Nun liest man im Maßnahmebogen zur geplanten Kompensation, der Eingriff sei damit ausgeglichen. Diese Bewertung ist falsch.
Es sollen an den Pumpsee im Rosensteinpark zwei Bäume verpflanzt werden. Eine Ulme und eine Eiche – die dem Kreuzungsbauwerk für S21 in der Ehmannstraße im Weg stehen. Die Autorin der Maßnahmeplanung aus Leipzig beruft sich dabei auf eine „Methode Opitz“ zur Verpflanzung von Großbäumen, die zu 100% funktionieren soll. Das wurde uns ja im letzten Jahr anschaulich gemacht, von der Firma Opitz und anderen.
Die Autorin beschreibt die zu verpflanzenden Bäume aber schon geringfügig falsch. Nicht nur, dass es sich bei dem einen Baum nicht um eine Ulme, sondern um eine Traubeneiche handelt. Nein, mit 27 bzw. 30 cm Stammdurchmesser seien die beiden Exemplare auch zur Verpflanzung geeignet. Nachgemessen haben wir bei beiden Bäumen in 1 Meter Höhe 36 cm Durchmesser.
Die beiden ausgerupften Bäume sollen sodann an den Pumpsee gestopft werden. Wer erinnert sich noch an den jammernden Ökologen in der Expertenrunde zur Verpflanzung der Bäume des Mittleren Schlossgartens, wie er es für ausgeschlossen hielt, mit Pflanzmaschinen über die kostbaren Mähwiesen des Rosensteinparks zu fahren, so als wären es seine eigenen Füße? Jetzt ist alles anders – ist ja eh bald nichts mehr übrig.
Dafür entsteht am Pumpsee wahre Natur. Die beiden Bäume sollen dort künftig Juchtenkäfern zur Besiedelung dienen – irgendwann mal. Da wird „stenökes“ Verhalten der Käferart angeführt und auf deren „Faunentradition“ verwiesen. Wenn dem so wäre, widerspricht die promovierte Frau sich damit doch selbst. Traditionell scheinen die Juchtenkäfer in den Stuttgarter Schlossanlagen an Platanen gebunden zu sein. In den Bäumen am Pumpsee sind sie überhaupt nicht nachgewiesen, Platanen stehen dort auch nicht. Und da die Maßnahme ja als „Ausgleich“ eingestuft wird, müsste sie also den geschädigten Tieren zu Gute kommen, die im MSG ihren Lebensraum verloren haben. Nach Ansicht des Biologen Wurst legen die Käfer ja nur 80 Meter im Jahr zurück … bis zum Pumpsee werden sie es also in ca. 35 Jahren geschafft haben. Bis dahin stehen dort bestimmt zwei stattliche Opitz-Eichen.
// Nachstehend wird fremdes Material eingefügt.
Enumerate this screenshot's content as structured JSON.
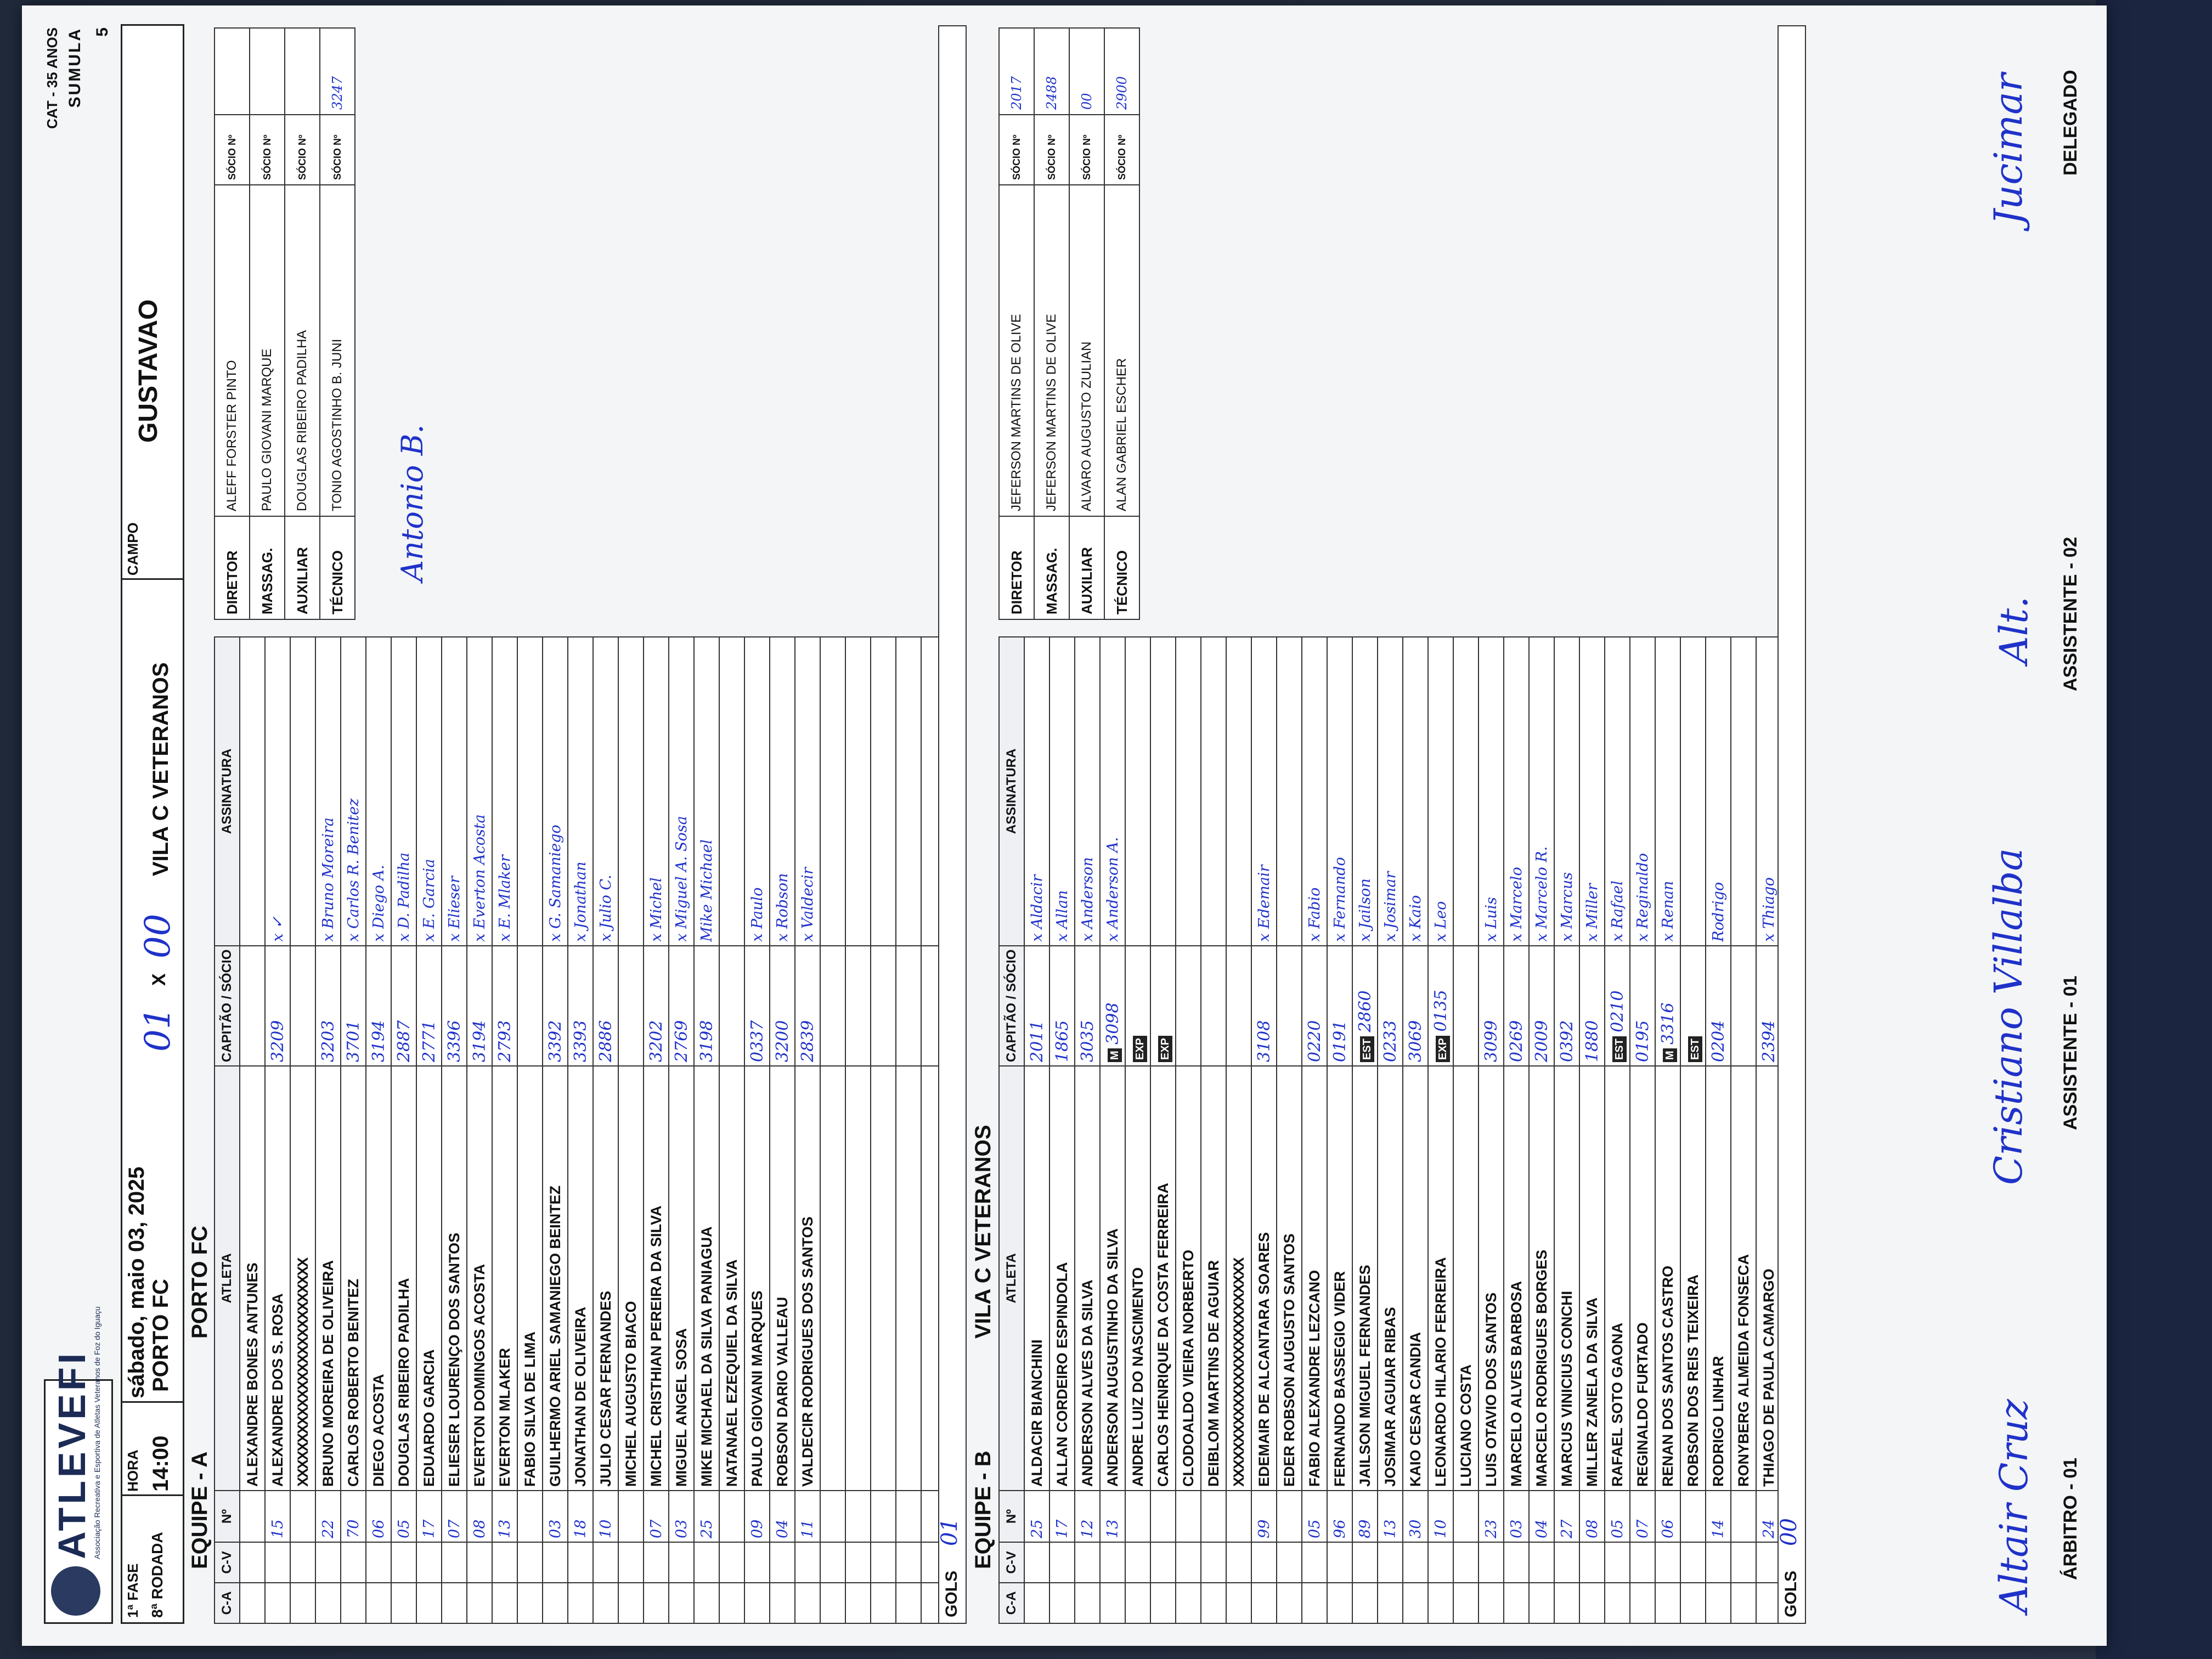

Es könnte aber noch, ganz im Sinne des Artenschutzes zu einer weiteren tollen Maßnahme kommen. Mit einem Forschungsprojekt, an dem sich wieder jemand viel Geld für Planung und Überwachung und Pflege verdient, wird eine von Juchtenkäfern besiedelte Platane an der Ehmannstraße, auch noch im Rosensteinpark wachsend, im Herbst gefällt. Und die besiedelten Stammstücke wird man dann im Rosensteinpark zu einem hübschen Naturparadies aufschichten. Wenn das mal nicht am Pumpsee sein wird …
Immerhin bekommt die Wilhelma dafür am Pumpsee noch von der Bahn einen neuen, 1,8 Meter hohen Zaun spendiert, der auf einer Länge von 31 Metern mit einheimischen Sträuchern eingegrünt wird. So ein Zaun ist in Stuttgart immer eine feine Sache, denn man hat inzwischen gelernt wie schädlich der menschliche Einfluss auf die Natur sein kann.